Cerita di Balik Lagu Patah Hati Didi Kempot
Penyanyi Didi Kempot meninggal tadi pagi, Selasa (5/5), di Rumah Sakit Kasih Ibu, Solo, Jawa Tengah. Tak ada yang menyangka konser pada 18 April lalu menjadi penampilan terakhir seniman campursari tersebut. The Godfather of Broken Heart alias Bapak Patah Hati telah berpulang di usia 53 tahun.
Perjalanan musiknya merentang lebih tiga dekade. Awalnya, Didi menjadi penyanyi jalanan di Solo pada 1984. Usianya ketika itu baru 18 tahun. Tiga tahun kemudian ia memberanikan diri ke Jakarta dan mengirimkan demo lagu-lagunya ke perusahaan rekaman.
Pada 1990, ia akhirnya mengeluarkan album perdana di bawah naungan Musica Studio’s. Salah satu lagu populer dari album itu berjudul Cidro. Lagu ini terinspirasi dari kisah asmara Didi yang sempat gagal. Sejak saat itu lagu patah hati selalu melekat pada dirinya.
(Baca: Perjalanan Hidup Didi Kempot, dari Pengamen Jadi Musisi Mancanegara)
“Kayaknya kalau ngambil lagu tema-tema semacam itu booming-nya lebih cepat karena banyak yang mengalami patah hati daripada tidak,” katanya sambil tertawa pada pertengahan 2019, seperti dikutip dari Kompas.com.
Didi tidak salah. Lagunya memang menjadi hits bahkan melegenda, seperti Sewo Kuto, Stasiun Balapan, Pamer Bojo, Cidro, Layang Kangen, Banyu Langit, Bojo Loro, dan Parangtritis. Beberapa tahun terakhir namanya bahkan dekat dengan generasi milenial. Para penggemarnya ini sering disebut Sobat Ambyar, Kempoters, Sadbois, dan Sadgerls.

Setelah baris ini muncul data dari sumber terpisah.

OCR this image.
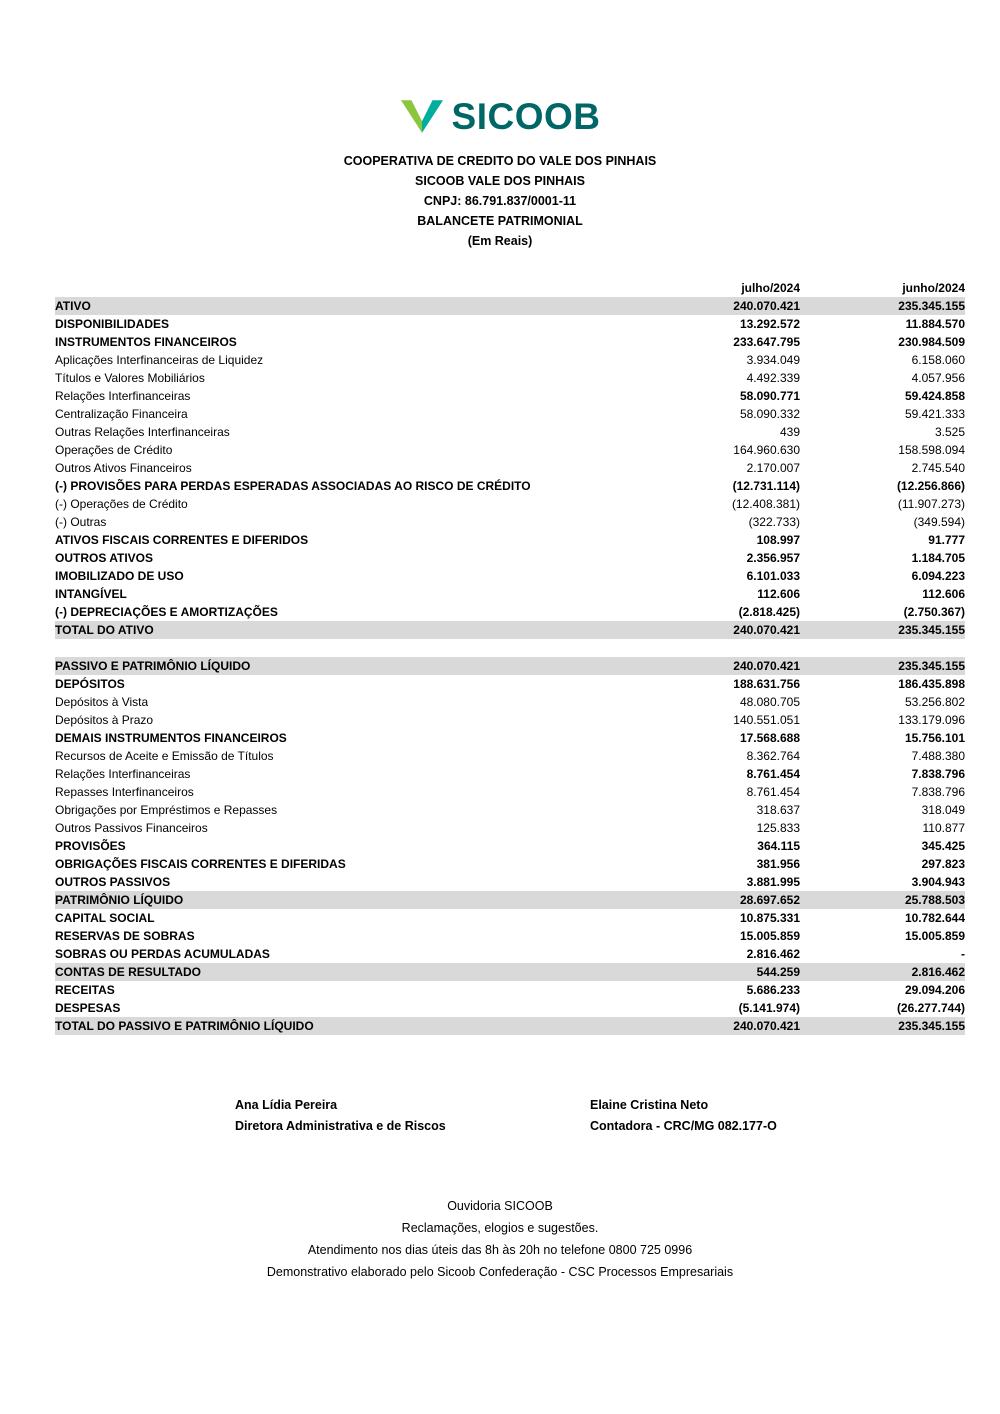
SICOOB
COOPERATIVA DE CREDITO DO VALE DOS PINHAIS
SICOOB VALE DOS PINHAIS
CNPJ: 86.791.837/0001-11
BALANCETE PATRIMONIAL
(Em Reais)
	julho/2024	junho/2024
ATIVO	240.070.421	235.345.155
DISPONIBILIDADES	13.292.572	11.884.570
INSTRUMENTOS FINANCEIROS	233.647.795	230.984.509
Aplicações Interfinanceiras de Liquidez	3.934.049	6.158.060
Títulos e Valores Mobiliários	4.492.339	4.057.956
Relações Interfinanceiras	58.090.771	59.424.858
Centralização Financeira	58.090.332	59.421.333
Outras Relações Interfinanceiras	439	3.525
Operações de Crédito	164.960.630	158.598.094
Outros Ativos Financeiros	2.170.007	2.745.540
(-) PROVISÕES PARA PERDAS ESPERADAS ASSOCIADAS AO RISCO DE CRÉDITO	(12.731.114)	(12.256.866)
(-) Operações de Crédito	(12.408.381)	(11.907.273)
(-) Outras	(322.733)	(349.594)
ATIVOS FISCAIS CORRENTES E DIFERIDOS	108.997	91.777
OUTROS ATIVOS	2.356.957	1.184.705
IMOBILIZADO DE USO	6.101.033	6.094.223
INTANGÍVEL	112.606	112.606
(-) DEPRECIAÇÕES E AMORTIZAÇÕES	(2.818.425)	(2.750.367)
TOTAL DO ATIVO	240.070.421	235.345.155

PASSIVO E PATRIMÔNIO LÍQUIDO	240.070.421	235.345.155
DEPÓSITOS	188.631.756	186.435.898
Depósitos à Vista	48.080.705	53.256.802
Depósitos à Prazo	140.551.051	133.179.096
DEMAIS INSTRUMENTOS FINANCEIROS	17.568.688	15.756.101
Recursos de Aceite e Emissão de Títulos	8.362.764	7.488.380
Relações Interfinanceiras	8.761.454	7.838.796
Repasses Interfinanceiros	8.761.454	7.838.796
Obrigações por Empréstimos e Repasses	318.637	318.049
Outros Passivos Financeiros	125.833	110.877
PROVISÕES	364.115	345.425
OBRIGAÇÕES FISCAIS CORRENTES E DIFERIDAS	381.956	297.823
OUTROS PASSIVOS	3.881.995	3.904.943
PATRIMÔNIO LÍQUIDO	28.697.652	25.788.503
CAPITAL SOCIAL	10.875.331	10.782.644
RESERVAS DE SOBRAS	15.005.859	15.005.859
SOBRAS OU PERDAS ACUMULADAS	2.816.462	-
CONTAS DE RESULTADO	544.259	2.816.462
RECEITAS	5.686.233	29.094.206
DESPESAS	(5.141.974)	(26.277.744)
TOTAL DO PASSIVO E PATRIMÔNIO LÍQUIDO	240.070.421	235.345.155
Ana Lídia Pereira
Diretora Administrativa e de Riscos
Elaine Cristina Neto
Contadora - CRC/MG 082.177-O
Ouvidoria SICOOB
Reclamações, elogios e sugestões.
Atendimento nos dias úteis das 8h às 20h no telefone 0800 725 0996
Demonstrativo elaborado pelo Sicoob Confederação - CSC Processos Empresariais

Kisah Cinta Didi Kempot Dalam Lagu Cidro
Di balik lagu-lagunya, perjalanan cinta Didi Kempot justru jarang muncul ke publik. Laki-laki yang lahir pada 31 Desember 1966 itu memiliki istri yang usianya terpaut 15 tahun lebih muda bernama Yan Vellia. Yan juga berprofesi sebagai penyanyi tapi memilih genre dangdut.

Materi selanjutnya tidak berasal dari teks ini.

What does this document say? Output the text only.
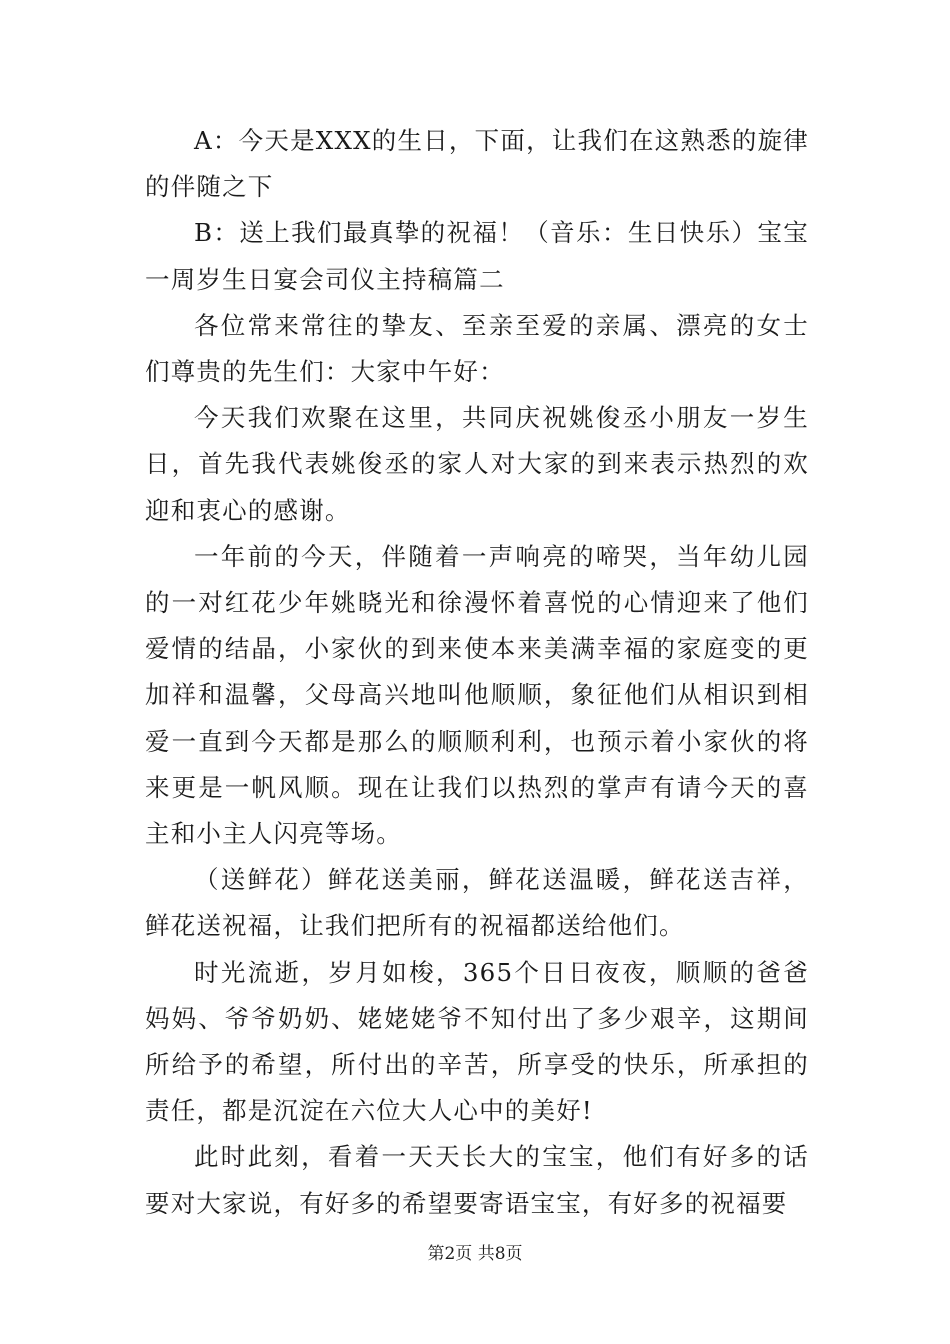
A：今天是XXX的生日，下面，让我们在这熟悉的旋律的伴随之下

B：送上我们最真挚的祝福！（音乐：生日快乐）宝宝一周岁生日宴会司仪主持稿篇二

各位常来常往的挚友、至亲至爱的亲属、漂亮的女士们尊贵的先生们：大家中午好：

今天我们欢聚在这里，共同庆祝姚俊丞小朋友一岁生日，首先我代表姚俊丞的家人对大家的到来表示热烈的欢迎和衷心的感谢。

一年前的今天，伴随着一声响亮的啼哭，当年幼儿园的一对红花少年姚晓光和徐漫怀着喜悦的心情迎来了他们爱情的结晶，小家伙的到来使本来美满幸福的家庭变的更加祥和温馨，父母高兴地叫他顺顺，象征他们从相识到相爱一直到今天都是那么的顺顺利利，也预示着小家伙的将来更是一帆风顺。现在让我们以热烈的掌声有请今天的喜主和小主人闪亮等场。

（送鲜花）鲜花送美丽，鲜花送温暖，鲜花送吉祥，鲜花送祝福，让我们把所有的祝福都送给他们。

时光流逝，岁月如梭，365个日日夜夜，顺顺的爸爸妈妈、爷爷奶奶、姥姥姥爷不知付出了多少艰辛，这期间所给予的希望，所付出的辛苦，所享受的快乐，所承担的责任，都是沉淀在六位大人心中的美好!

此时此刻，看着一天天长大的宝宝，他们有好多的话要对大家说，有好多的希望要寄语宝宝，有好多的祝福要

第2页 共8页
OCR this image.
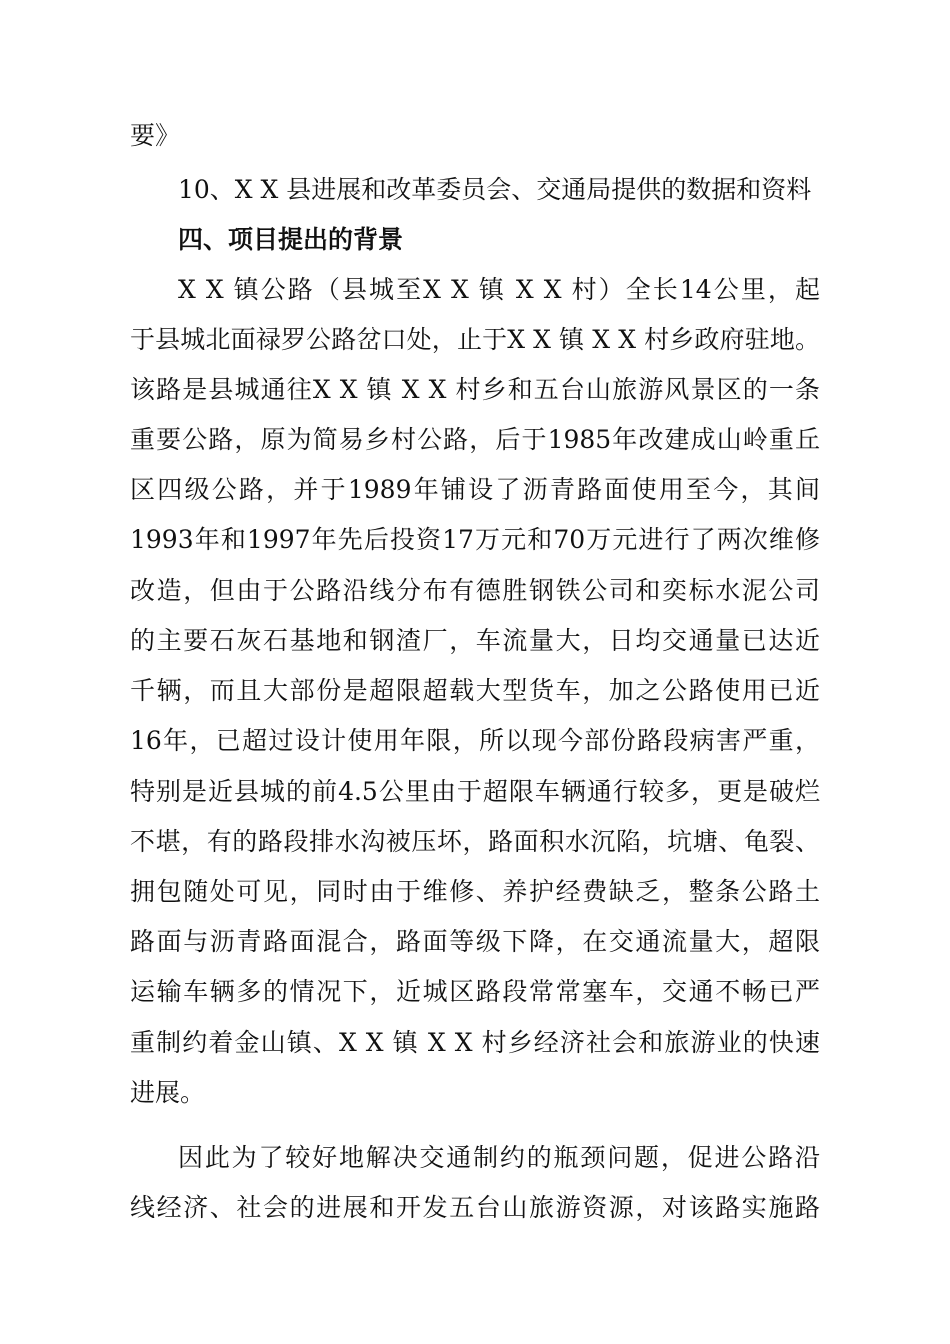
要》
10、X X 县进展和改革委员会、交通局提供的数据和资料
四、项目提出的背景
X X 镇公路（县城至X X 镇 X X 村）全长14公里，起
于县城北面禄罗公路岔口处，止于X X 镇 X X 村乡政府驻地。
该路是县城通往X X 镇 X X 村乡和五台山旅游风景区的一条
重要公路，原为简易乡村公路，后于1985年改建成山岭重丘
区四级公路，并于1989年铺设了沥青路面使用至今，其间
1993年和1997年先后投资17万元和70万元进行了两次维修
改造，但由于公路沿线分布有德胜钢铁公司和奕标水泥公司
的主要石灰石基地和钢渣厂，车流量大，日均交通量已达近
千辆，而且大部份是超限超载大型货车，加之公路使用已近
16年，已超过设计使用年限，所以现今部份路段病害严重，
特别是近县城的前4.5公里由于超限车辆通行较多，更是破烂
不堪，有的路段排水沟被压坏，路面积水沉陷，坑塘、龟裂、
拥包随处可见，同时由于维修、养护经费缺乏，整条公路土
路面与沥青路面混合，路面等级下降，在交通流量大，超限
运输车辆多的情况下，近城区路段常常塞车，交通不畅已严
重制约着金山镇、X X 镇 X X 村乡经济社会和旅游业的快速
进展。
因此为了较好地解决交通制约的瓶颈问题，促进公路沿
线经济、社会的进展和开发五台山旅游资源，对该路实施路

Tapi ada satu lagu yang ia akui berdasarkan kisah cintanya, yaitu Cidro. Melansir dari Okezone.com, lagu ini menjadi titik balik kehidupan Didi. “Cidro itu adalah kenangan saya, cerita hidup saya. Lagu itu yang membuat saya bisa dikenal masyarakat luas seperti saat ini,” katanya pada 1 Desember 2019.
(Baca: Shopee Respons Meninggalnya Brand Ambassador, Didi Kempot)

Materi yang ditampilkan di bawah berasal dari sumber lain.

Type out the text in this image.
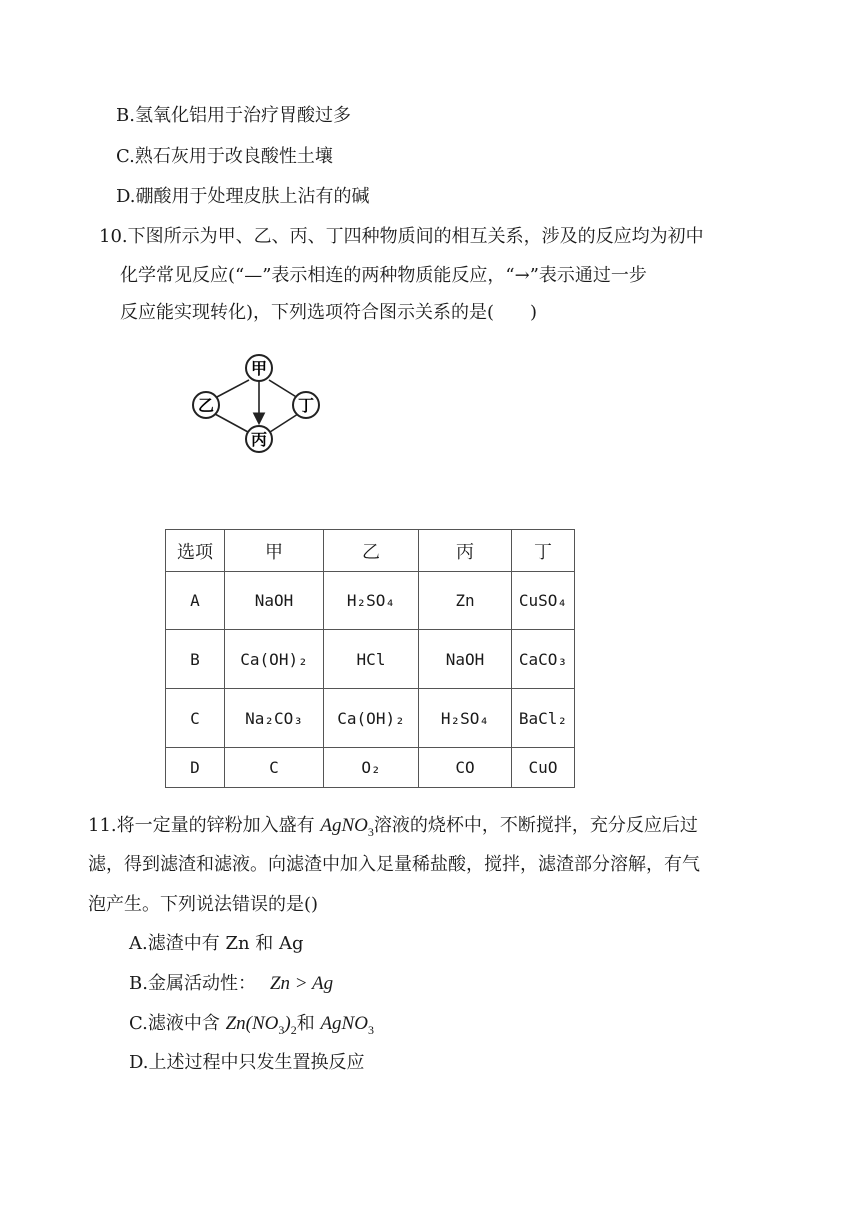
B.氢氧化铝用于治疗胃酸过多
C.熟石灰用于改良酸性土壤
D.硼酸用于处理皮肤上沾有的碱
10.下图所示为甲、乙、丙、丁四种物质间的相互关系，涉及的反应均为初中
化学常见反应(“—”表示相连的两种物质能反应，“→”表示通过一步
反应能实现转化)，下列选项符合图示关系的是(　　)
甲
乙	丁
丙
选项	甲	乙	丙	丁
A	NaOH	H₂SO₄	Zn	CuSO₄
B	Ca(OH)₂	HCl	NaOH	CaCO₃
C	Na₂CO₃	Ca(OH)₂	H₂SO₄	BaCl₂
D	C	O₂	CO	CuO
11.将一定量的锌粉加入盛有 AgNO$_3$溶液的烧杯中，不断搅拌，充分反应后过
滤，得到滤渣和滤液。向滤渣中加入足量稀盐酸，搅拌，滤渣部分溶解，有气
泡产生。下列说法错误的是()
A.滤渣中有 Zn 和 Ag
B.金属活动性： Zn > Ag
C.滤液中含 $Zn(NO_3)_2$和 AgNO$_3$
D.上述过程中只发生置换反应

Liriknya menceritakan pengalaman cinta maestro campursari tersebut ketika baru saja hijrah ke Jakarta. Ketika itu ia mendirikan grup bernama Kelompok Pengamen Trotoar alias Kempot. Bersama teman-temannya, Didi tinggal di kawasan Slipi, Jakarta Barat, dan sering mengamen di daerah itu.
Ia lalu berkenalan dengan seorang wanita dan saling jatuh cinta. Hubungan keduanya pun semakin serius. Didi lalu memantapkan diri untuk bertemu orang tua kekasihnya. “Tapi keluarga dia menolak,” ucapnya. Profesi Didi menjadi penyebabnya.
Pengalaman itu menjadi motivasinya untuk membuktikan diri. Ia bertekad menjadi orang sukses. Cidro kemudian lahir. Para Sobat Ambyar pasti hafal luar kepala dengan lagu tersebut. “Saya sampai sekarang masih menulis lagu patah hati karena dari situ saya berawal,” kata Didi.
(Baca: Berita Duka, Penyanyi Campur Sari Didi Kempot Meninggal Dunia)
Berikut sepenggal lirik lagu Cidro yang melegenda itu:
Opo ora eling naliko semono (Apa kau tak ingat waktu itu)
Kebak kembang wangi jroning dodo (Hati kita berbunga-bunga)
Kepiye maneh iki pancen nasibku (Bagaimana lagi, nasibku memang seperti ini)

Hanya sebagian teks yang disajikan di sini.